Paul, one of the earliest and most faithful Christians, author of 13 books in the New Testament, wrote this letter to the Romans in 57 CE. During that time, the Emperor Nero reigned as a fervent persecutor of Christians. From mass killings to extreme torture, government authorities regarded Christians with no humanity.

In his other letters, Paul writes extensively about his frequent and deadly persecutions at the hands of the state. From stonings to floggings to attempted murders, Paul never writes positively about the government. Of all the figures of the Bible, Paul may perhaps be the most victimized by the government.

Scholars believe that when Paul wrote Romans 13, he did so sarcastically. He also employs sarcasm in others of his letters (see 1 Cor. 2-4 and 2 Cor. 10-13). The scholar T. L. Carter writes about Paul’s use of language as that of blaming through apparent praise.

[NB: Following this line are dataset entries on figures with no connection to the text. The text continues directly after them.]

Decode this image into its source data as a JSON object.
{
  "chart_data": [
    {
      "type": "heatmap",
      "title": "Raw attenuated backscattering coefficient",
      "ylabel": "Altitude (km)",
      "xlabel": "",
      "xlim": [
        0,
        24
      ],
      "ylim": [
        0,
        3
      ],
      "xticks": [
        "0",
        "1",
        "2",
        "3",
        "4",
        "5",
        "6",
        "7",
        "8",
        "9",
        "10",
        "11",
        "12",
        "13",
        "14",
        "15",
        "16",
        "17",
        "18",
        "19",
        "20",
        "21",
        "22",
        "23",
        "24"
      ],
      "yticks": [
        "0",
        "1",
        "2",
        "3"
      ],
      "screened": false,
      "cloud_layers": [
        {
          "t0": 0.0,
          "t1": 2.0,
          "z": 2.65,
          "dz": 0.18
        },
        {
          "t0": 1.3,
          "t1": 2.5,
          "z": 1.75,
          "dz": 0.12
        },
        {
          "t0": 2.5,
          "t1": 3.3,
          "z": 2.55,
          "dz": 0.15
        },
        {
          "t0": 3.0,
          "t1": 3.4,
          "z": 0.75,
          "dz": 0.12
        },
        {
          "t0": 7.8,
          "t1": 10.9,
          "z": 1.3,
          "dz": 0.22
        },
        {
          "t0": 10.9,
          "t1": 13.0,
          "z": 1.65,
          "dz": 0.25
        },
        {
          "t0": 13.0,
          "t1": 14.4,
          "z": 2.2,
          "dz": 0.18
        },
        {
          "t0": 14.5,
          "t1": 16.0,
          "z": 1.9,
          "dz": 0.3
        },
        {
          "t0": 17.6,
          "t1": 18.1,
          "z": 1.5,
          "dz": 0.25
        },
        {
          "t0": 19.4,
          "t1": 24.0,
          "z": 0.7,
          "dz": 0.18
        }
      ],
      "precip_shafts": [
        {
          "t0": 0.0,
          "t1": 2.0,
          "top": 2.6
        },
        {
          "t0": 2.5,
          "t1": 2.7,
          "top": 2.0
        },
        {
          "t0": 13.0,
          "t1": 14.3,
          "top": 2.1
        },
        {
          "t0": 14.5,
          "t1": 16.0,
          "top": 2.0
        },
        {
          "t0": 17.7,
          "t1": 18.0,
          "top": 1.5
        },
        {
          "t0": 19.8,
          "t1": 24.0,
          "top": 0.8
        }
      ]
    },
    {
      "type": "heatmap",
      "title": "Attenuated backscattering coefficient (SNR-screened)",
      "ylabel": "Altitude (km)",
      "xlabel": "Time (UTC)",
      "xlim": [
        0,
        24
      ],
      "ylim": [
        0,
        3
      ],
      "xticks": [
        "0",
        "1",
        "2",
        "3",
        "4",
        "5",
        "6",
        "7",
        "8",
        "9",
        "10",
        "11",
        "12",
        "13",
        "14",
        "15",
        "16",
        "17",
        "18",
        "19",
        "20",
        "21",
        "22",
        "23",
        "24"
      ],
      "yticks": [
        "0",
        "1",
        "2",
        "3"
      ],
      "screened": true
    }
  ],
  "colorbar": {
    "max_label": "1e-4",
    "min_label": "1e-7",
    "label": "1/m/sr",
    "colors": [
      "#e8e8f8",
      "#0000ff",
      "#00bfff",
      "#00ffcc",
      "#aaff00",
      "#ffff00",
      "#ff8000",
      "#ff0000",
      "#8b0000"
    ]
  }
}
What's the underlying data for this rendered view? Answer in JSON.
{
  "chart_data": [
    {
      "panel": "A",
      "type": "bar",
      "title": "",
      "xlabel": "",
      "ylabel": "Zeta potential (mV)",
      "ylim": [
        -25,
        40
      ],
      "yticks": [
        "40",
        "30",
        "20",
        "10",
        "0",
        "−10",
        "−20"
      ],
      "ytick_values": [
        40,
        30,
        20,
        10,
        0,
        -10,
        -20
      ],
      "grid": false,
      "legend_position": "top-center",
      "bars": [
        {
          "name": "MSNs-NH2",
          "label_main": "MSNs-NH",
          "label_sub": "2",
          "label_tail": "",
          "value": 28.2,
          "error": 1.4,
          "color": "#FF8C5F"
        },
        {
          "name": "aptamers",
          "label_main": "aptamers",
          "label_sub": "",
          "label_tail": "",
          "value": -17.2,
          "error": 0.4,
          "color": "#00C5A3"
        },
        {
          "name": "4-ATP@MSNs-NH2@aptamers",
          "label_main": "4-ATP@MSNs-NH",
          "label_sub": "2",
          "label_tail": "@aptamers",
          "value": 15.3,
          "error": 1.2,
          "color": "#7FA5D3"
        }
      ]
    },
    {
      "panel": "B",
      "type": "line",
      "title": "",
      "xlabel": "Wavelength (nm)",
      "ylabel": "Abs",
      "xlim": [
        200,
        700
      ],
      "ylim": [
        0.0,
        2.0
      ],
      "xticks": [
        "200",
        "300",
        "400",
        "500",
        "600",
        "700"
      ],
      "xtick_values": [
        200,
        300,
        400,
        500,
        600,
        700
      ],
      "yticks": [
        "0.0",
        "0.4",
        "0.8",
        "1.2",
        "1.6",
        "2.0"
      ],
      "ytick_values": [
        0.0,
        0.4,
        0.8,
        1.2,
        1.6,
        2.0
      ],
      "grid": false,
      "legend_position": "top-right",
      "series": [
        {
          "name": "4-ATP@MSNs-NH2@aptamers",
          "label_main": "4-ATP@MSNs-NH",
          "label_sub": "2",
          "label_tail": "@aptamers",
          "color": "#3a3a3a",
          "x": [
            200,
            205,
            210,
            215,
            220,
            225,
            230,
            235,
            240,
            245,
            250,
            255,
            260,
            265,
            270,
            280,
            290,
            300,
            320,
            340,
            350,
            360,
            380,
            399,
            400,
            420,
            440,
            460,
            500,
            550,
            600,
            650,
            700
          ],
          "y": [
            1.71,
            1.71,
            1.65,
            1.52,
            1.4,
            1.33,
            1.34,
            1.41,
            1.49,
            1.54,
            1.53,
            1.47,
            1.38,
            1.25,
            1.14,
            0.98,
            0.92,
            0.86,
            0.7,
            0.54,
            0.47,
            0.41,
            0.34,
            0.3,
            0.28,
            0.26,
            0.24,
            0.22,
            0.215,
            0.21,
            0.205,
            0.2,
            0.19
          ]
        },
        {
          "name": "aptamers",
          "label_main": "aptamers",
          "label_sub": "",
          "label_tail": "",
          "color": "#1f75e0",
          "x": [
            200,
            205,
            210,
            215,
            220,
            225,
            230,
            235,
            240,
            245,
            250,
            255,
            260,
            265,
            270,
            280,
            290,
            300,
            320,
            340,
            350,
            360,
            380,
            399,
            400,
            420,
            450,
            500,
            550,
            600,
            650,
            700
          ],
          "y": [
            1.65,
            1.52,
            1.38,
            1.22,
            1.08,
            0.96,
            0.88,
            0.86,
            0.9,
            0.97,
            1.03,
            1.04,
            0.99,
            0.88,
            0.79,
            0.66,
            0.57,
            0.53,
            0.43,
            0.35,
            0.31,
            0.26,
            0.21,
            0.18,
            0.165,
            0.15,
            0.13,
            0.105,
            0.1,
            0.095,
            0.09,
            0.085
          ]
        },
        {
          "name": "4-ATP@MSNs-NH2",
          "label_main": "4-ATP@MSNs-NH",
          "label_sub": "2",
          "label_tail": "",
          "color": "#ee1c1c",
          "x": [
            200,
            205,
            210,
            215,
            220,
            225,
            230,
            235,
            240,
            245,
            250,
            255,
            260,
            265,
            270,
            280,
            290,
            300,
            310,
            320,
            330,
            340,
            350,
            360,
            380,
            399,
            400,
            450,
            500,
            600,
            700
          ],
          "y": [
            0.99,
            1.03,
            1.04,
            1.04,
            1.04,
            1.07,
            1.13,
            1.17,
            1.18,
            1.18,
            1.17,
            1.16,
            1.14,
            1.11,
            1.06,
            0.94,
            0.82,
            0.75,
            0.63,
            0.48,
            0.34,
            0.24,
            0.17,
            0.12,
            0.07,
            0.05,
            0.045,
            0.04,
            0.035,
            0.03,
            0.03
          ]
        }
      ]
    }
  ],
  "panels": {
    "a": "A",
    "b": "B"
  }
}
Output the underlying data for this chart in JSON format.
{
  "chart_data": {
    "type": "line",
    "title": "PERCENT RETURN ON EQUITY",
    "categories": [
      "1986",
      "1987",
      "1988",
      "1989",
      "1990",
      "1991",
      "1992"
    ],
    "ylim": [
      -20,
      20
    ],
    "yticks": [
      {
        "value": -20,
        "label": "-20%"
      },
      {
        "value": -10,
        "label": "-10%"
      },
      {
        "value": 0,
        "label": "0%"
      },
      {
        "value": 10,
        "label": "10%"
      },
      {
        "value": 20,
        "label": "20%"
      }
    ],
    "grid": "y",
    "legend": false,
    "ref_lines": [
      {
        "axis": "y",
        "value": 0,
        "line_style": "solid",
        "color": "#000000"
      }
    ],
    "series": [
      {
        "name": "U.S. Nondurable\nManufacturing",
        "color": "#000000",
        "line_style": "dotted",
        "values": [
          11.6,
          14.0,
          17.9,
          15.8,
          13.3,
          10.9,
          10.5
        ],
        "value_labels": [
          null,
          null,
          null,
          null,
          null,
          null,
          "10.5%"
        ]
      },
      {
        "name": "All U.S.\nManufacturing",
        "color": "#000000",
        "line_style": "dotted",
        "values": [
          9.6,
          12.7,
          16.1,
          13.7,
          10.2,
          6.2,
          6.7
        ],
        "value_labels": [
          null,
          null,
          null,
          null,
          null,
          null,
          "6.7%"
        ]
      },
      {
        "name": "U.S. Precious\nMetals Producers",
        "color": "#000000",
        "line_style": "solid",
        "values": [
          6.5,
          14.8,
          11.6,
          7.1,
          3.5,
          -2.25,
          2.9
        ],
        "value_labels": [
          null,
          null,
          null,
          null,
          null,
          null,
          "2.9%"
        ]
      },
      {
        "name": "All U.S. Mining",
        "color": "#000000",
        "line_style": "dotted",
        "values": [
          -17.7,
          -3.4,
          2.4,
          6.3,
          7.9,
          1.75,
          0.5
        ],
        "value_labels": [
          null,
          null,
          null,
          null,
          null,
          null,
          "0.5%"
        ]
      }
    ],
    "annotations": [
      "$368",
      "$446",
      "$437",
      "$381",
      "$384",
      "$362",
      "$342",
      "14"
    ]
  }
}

In the first verse of Romans 13, the phrase, “for there is no authority except that which God has established,” implies that all subjects fall under God’s authority. No one is above God’s law. Furthermore, Paul encourages the use of the conscience in verse 5, which corresponds to what Paul says in Romans 2:15 about God judging each person according to their thoughts and actions done privately.

Some individuals that follow the reasoning of Jeff Sessions argue that in 1 Peter 2:13-17, Peter, another apostle of Jesus, writes, “Submit yourselves for the Lord’s sake to every human authority: whether to the emperor, as the supreme authority, or to governors, who are sent by him to punish those who do wrong and to commend those who do right.” Yet, Peter draws upon the book of Isaiah located in the Old Testament of the Bible, which repeatedly encourages social justice, so much as even foreshadowing Jesus as a key justice figure in Isaiah 42

Peter writes his first letter also from the inspiration of Psalm 33, which outlines how God is the supreme king, noting that man in itself cannot overrule the authority of God. The scholar Peter T. Egan explains that when Peter wrote 2:13-17, he referred to a divine society that has rulers who obey the will of God. Furthermore, the subordination to rulers that Peter speaks about comes from “servants of God” (2:14), which implies people with spiritual backgrounds. Therefore, the authorities that Paul speaks of refer to faithful leaders who follow God, ultimately stating that everyone falls subject to God’s authority, not to the state government.

Where does this leave the Christians who condone deportation and object to sanctuary? No longer can Romans 13 lie as the chapter that condones all government authority. In the Bible, there are at least 97 explicit verses that encourage caring for the foreigner. Using scripture in an inaccurate way to promote harsh agendas not only contradicts the words of Jesus in Matthew 25 in the least, but also reflects embarrassingly on the morals of the reigning U.S. policies.